Personal information
- Born: March 14, 1917 New Castle, Indiana, U.S.
- Died: May 15, 1983 (aged 66) Akron, Ohio, U.S.
- Listed height: 6 ft 2 in (1.88 m)

Career information
- High school: New Castle (New Castle, Indiana)
- College: Indiana (1937–1940)
- Position: Forward

Career history
- 1940–1941: Akron Goodyear Wingfoots

Career highlights
- NCAA champion (1940); NCAA Final Four Most Outstanding Player (1940); Consensus second-team All-American (1940);

= Marv Huffman =

American basketball player

Marvin Huffman (March 14, 1917 – May 15, 1983) was an American basketball player.

A 6'2" forward, Huffman starred at New Castle High School in Indiana, where he started every game for four years. He then played collegiately at Indiana University, leading the Hoosiers to the 1940 NCAA Championship. After scoring a team-high 12 points in the deciding game over the University of Kansas, Huffman received the second-ever NCAA basketball tournament Most Outstanding Player award and earned Converse First Team All-American honors.

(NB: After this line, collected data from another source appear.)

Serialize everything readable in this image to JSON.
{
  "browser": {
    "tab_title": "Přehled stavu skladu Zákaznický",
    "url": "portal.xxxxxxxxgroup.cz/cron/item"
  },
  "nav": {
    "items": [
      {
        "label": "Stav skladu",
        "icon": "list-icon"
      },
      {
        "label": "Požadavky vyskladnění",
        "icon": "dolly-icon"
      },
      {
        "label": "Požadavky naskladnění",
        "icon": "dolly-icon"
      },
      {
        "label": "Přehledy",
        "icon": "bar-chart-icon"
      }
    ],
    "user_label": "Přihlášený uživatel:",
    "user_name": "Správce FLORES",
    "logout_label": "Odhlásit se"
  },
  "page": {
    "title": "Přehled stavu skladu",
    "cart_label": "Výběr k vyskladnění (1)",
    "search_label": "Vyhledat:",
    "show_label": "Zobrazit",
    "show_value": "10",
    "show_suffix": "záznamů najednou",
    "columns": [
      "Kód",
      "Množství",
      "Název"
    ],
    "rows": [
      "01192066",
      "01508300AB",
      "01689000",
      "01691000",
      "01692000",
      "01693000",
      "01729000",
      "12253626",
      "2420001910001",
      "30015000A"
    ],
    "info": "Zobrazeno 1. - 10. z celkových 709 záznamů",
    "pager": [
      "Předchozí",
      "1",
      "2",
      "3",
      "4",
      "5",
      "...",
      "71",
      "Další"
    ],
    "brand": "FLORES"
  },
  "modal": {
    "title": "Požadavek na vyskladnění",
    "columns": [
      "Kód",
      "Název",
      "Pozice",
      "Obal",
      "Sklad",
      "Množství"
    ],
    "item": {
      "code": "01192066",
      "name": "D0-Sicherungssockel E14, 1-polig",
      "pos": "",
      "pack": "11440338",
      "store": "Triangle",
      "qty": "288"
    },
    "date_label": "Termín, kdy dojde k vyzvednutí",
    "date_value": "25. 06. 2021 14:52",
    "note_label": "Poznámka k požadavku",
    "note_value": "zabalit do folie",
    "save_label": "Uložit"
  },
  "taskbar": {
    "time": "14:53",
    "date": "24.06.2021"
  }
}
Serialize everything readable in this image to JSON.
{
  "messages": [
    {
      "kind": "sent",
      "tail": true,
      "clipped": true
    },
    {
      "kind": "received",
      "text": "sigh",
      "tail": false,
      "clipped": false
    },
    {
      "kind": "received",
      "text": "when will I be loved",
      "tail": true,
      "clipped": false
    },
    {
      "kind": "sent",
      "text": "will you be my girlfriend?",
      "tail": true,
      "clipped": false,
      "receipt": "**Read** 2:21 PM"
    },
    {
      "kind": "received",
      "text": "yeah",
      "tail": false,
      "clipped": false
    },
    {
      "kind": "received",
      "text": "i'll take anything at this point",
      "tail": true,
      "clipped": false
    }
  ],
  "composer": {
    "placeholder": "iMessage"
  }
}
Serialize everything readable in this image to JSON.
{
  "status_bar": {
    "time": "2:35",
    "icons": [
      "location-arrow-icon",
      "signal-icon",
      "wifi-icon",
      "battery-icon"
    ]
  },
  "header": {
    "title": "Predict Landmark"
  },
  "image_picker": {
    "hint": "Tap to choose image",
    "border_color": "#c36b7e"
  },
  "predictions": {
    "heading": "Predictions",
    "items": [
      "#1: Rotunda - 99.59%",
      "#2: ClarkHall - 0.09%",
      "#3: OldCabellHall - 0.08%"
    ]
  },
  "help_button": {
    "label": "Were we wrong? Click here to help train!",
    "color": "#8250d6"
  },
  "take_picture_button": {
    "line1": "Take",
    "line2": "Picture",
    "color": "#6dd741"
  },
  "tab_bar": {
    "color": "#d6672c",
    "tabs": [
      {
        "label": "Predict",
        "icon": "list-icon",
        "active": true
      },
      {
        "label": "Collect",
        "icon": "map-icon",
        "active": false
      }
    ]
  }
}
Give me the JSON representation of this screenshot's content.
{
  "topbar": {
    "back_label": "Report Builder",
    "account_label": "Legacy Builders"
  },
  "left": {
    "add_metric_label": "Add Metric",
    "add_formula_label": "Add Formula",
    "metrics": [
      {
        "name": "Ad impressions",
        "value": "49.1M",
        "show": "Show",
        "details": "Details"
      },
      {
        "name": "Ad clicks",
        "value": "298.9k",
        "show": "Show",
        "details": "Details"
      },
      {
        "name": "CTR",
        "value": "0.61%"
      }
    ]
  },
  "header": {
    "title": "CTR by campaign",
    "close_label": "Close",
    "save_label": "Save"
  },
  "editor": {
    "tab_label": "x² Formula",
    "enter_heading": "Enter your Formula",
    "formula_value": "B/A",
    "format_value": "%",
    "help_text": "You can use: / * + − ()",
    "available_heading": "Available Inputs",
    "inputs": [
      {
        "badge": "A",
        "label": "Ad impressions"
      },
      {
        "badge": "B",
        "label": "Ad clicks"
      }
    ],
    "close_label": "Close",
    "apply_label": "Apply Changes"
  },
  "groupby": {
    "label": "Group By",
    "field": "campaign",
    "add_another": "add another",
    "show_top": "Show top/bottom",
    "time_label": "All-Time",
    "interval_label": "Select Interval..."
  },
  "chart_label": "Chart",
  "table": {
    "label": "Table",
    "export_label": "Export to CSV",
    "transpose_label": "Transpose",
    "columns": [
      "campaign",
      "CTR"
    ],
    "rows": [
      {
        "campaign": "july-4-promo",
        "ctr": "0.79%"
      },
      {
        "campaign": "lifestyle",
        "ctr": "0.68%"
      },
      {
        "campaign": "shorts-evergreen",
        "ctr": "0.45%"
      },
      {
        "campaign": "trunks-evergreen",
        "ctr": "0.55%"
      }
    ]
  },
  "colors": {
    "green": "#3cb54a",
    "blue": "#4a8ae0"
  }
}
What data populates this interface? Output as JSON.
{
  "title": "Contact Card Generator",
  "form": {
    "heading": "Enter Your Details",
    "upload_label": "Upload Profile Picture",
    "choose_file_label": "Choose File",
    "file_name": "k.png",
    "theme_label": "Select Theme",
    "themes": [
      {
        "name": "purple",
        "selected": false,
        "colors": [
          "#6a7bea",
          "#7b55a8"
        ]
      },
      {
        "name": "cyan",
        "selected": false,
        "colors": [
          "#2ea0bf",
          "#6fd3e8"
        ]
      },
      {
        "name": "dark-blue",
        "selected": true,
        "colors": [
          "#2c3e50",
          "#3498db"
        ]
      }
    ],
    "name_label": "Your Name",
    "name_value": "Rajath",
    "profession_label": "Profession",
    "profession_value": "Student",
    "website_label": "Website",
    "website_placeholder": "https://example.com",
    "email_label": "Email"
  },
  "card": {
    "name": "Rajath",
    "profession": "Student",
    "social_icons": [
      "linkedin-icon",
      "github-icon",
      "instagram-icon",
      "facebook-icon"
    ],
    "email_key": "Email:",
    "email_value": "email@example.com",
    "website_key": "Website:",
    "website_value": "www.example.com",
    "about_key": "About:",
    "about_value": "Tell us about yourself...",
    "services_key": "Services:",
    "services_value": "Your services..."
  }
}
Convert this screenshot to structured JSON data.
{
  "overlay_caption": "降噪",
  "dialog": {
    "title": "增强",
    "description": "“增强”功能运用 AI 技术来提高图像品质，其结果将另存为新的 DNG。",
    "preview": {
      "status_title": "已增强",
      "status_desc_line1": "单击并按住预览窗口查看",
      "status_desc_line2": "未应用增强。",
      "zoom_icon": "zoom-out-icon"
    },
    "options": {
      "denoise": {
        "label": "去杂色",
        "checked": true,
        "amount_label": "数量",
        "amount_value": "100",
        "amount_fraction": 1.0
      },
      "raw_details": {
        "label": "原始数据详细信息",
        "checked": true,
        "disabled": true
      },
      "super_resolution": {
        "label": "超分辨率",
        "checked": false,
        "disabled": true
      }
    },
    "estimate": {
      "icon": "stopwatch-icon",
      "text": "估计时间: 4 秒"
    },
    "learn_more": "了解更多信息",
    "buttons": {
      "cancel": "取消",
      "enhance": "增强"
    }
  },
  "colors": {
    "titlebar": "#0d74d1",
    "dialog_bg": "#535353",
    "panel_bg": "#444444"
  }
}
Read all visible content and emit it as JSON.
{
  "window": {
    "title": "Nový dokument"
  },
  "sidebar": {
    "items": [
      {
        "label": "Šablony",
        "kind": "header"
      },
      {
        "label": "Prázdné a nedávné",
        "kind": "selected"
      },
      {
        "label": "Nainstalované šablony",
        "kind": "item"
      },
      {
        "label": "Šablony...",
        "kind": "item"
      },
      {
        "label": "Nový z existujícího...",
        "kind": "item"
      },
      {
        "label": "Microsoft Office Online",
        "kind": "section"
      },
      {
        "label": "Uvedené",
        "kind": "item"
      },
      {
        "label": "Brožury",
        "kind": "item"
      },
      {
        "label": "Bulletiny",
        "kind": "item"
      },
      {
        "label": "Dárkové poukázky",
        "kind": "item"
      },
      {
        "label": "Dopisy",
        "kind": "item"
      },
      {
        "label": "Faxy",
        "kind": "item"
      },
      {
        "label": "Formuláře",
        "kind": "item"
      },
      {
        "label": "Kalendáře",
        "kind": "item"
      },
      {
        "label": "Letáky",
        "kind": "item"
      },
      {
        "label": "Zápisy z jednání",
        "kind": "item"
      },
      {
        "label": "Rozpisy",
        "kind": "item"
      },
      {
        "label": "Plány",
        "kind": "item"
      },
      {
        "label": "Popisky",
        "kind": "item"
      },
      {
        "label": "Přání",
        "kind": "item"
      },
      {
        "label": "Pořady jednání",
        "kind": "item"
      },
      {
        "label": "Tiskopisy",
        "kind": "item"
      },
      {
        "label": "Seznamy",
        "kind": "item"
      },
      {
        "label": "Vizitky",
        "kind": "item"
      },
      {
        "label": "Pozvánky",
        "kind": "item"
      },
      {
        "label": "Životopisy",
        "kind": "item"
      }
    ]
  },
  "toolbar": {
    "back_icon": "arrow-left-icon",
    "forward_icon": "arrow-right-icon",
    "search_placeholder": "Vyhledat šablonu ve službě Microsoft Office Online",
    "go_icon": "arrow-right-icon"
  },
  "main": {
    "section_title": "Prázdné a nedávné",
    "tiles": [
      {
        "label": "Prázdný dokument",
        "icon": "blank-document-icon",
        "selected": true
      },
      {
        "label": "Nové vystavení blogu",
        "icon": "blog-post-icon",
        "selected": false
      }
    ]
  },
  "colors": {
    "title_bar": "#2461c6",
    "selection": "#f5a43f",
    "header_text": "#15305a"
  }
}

Huffman later had a brief professional career with the Akron Wingfoots of the National Basketball League, a forerunner to the NBA. During the 1940–41 NBL season, he averaged 5.1 points in 22 games.

Huffman was inducted into the Indiana Basketball Hall of Fame in 1981 and the Indiana University Athletic Hall of Fame in 1989.

Huffman' brother Vern was also an All-American basketball player for IU and later went on to play professional football for the Detroit Lions.

He graduated from Harvard University Business School's Advanced Management Program in 1952.